Да, представьте, — как это ни странно, — ее место казалось ей даже слишком велико, она совестилась его. Вы только подумайте, какою она вернулась — и к кому!

{282} Графиня Марта всю жизнь была для нее авторитетом, и ее замужество, которое было единственным ее самостоятельным шагом, было вместе с тем первым актом неповиновения сестре с тех пор, что она себя помнила; и вот как она за него наказана. Уж тут ее личное горе и священные воспоминания отступали на второй план, а выступали, так сказать, фактические результаты ее замужества: она лишилась своего имени, совершила неравный с общественной точки зрения брак, порвала со всеми традициями, унизилась до принятия подчиненной роли в доме своих предков — а что она за это все получила?
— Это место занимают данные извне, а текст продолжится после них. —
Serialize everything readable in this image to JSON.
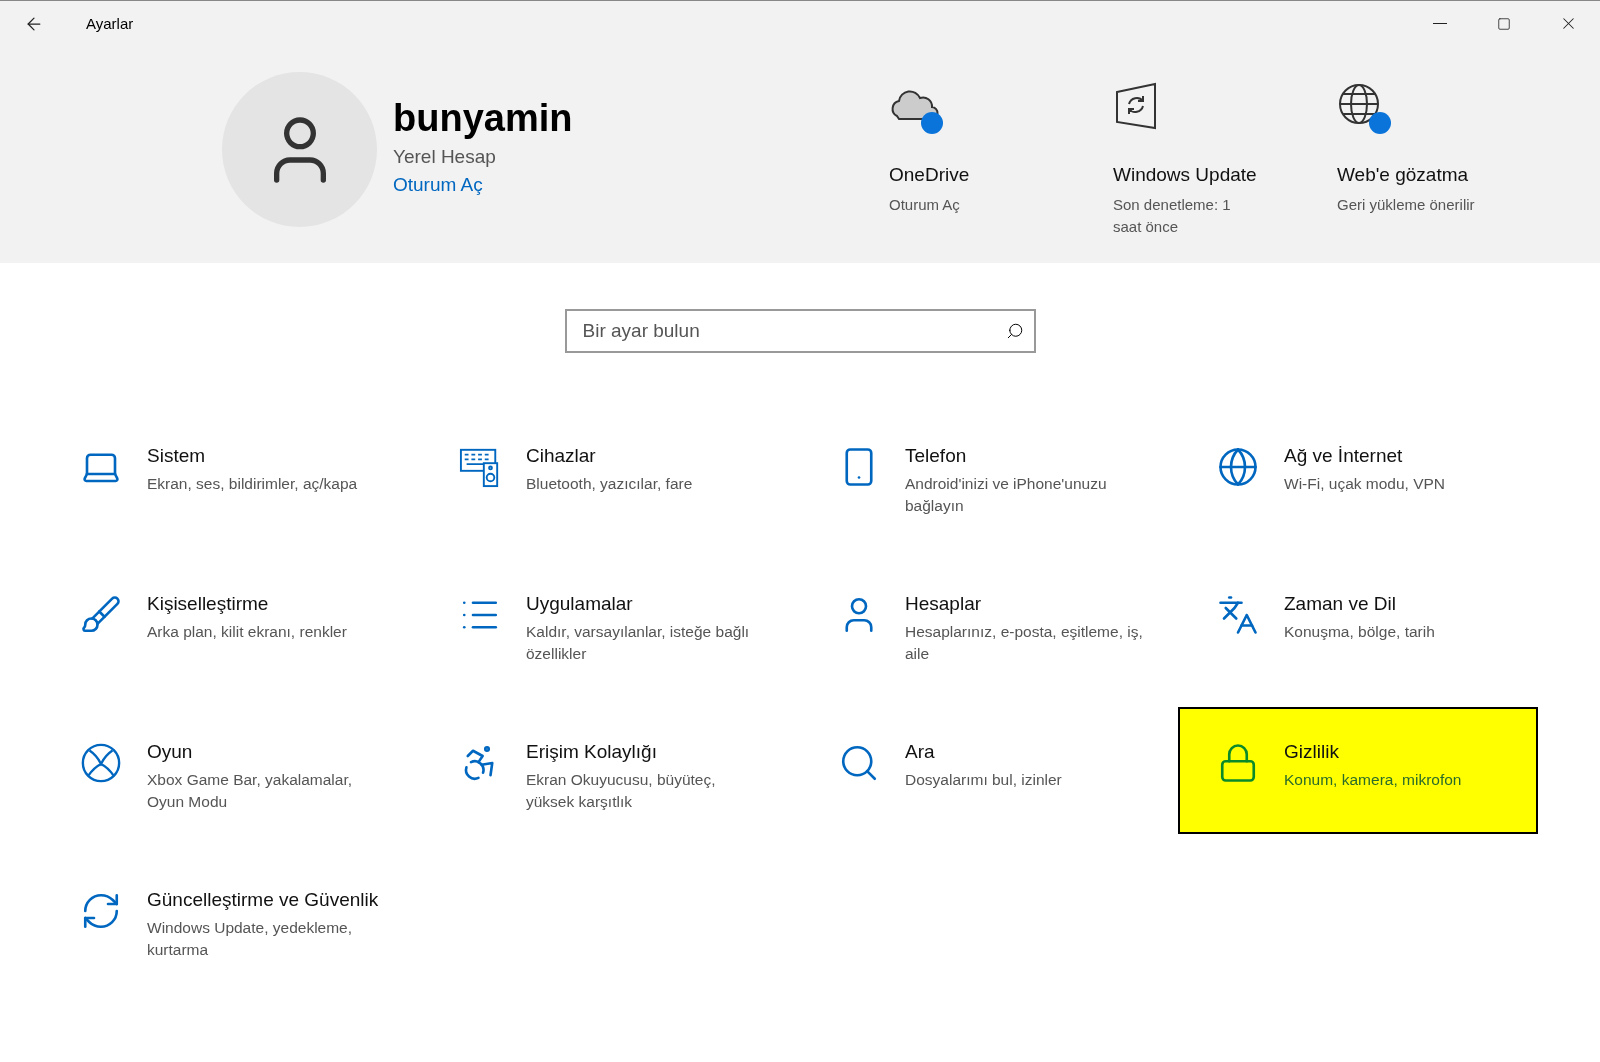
{
  "window": {
    "title": "Ayarlar"
  },
  "account": {
    "name": "bunyamin",
    "type": "Yerel Hesap",
    "link": "Oturum Aç"
  },
  "header_cards": [
    {
      "title": "OneDrive",
      "subtitle": "Oturum Aç",
      "badge": true
    },
    {
      "title": "Windows Update",
      "subtitle": "Son denetleme: 1 saat önce",
      "badge": false
    },
    {
      "title": "Web'e gözatma",
      "subtitle": "Geri yükleme önerilir",
      "badge": true
    }
  ],
  "search": {
    "placeholder": "Bir ayar bulun"
  },
  "categories": [
    {
      "title": "Sistem",
      "description": "Ekran, ses, bildirimler, aç/kapa",
      "highlighted": false
    },
    {
      "title": "Cihazlar",
      "description": "Bluetooth, yazıcılar, fare",
      "highlighted": false
    },
    {
      "title": "Telefon",
      "description": "Android'inizi ve iPhone'unuzu bağlayın",
      "highlighted": false
    },
    {
      "title": "Ağ ve İnternet",
      "description": "Wi-Fi, uçak modu, VPN",
      "highlighted": false
    },
    {
      "title": "Kişiselleştirme",
      "description": "Arka plan, kilit ekranı, renkler",
      "highlighted": false
    },
    {
      "title": "Uygulamalar",
      "description": "Kaldır, varsayılanlar, isteğe bağlı özellikler",
      "highlighted": false
    },
    {
      "title": "Hesaplar",
      "description": "Hesaplarınız, e-posta, eşitleme, iş, aile",
      "highlighted": false
    },
    {
      "title": "Zaman ve Dil",
      "description": "Konuşma, bölge, tarih",
      "highlighted": false
    },
    {
      "title": "Oyun",
      "description": "Xbox Game Bar, yakalamalar, Oyun Modu",
      "highlighted": false
    },
    {
      "title": "Erişim Kolaylığı",
      "description": "Ekran Okuyucusu, büyüteç, yüksek karşıtlık",
      "highlighted": false
    },
    {
      "title": "Ara",
      "description": "Dosyalarımı bul, izinler",
      "highlighted": false
    },
    {
      "title": "Gizlilik",
      "description": "Konum, kamera, mikrofon",
      "highlighted": true
    },
    {
      "title": "Güncelleştirme ve Güvenlik",
      "description": "Windows Update, yedekleme, kurtarma",
      "highlighted": false
    }
  ]
}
Она принесла все жертвы, и не воспользовалась ни одним из преимуществ брака; она все упустила, ничего не приобрела, ничего, если не считать родства с мадам Пюжо. И вот она, как блудный сын, возвращалась домой и с замирающим сердцем спрашивала себя: «Что скажет Марта?» Она смутно надеялась, что сестра хоть немного смягчит степень ее виновности и что после этого она сама, может быть, убедится, что и в ее положении можно смотреть людям прямо в глаза.

Но Марта ничего не сказала. И это молчание сразу закрепило в ней убеждение в непоправимости ее вины; оно вдавило ей в душу печать ее стыда; угрызения совести проникли в самую глубь ее сознания, и она, как павшая, взошла в свой дом и под недосягаемым величием своей девственной сестры проползла в свой угол.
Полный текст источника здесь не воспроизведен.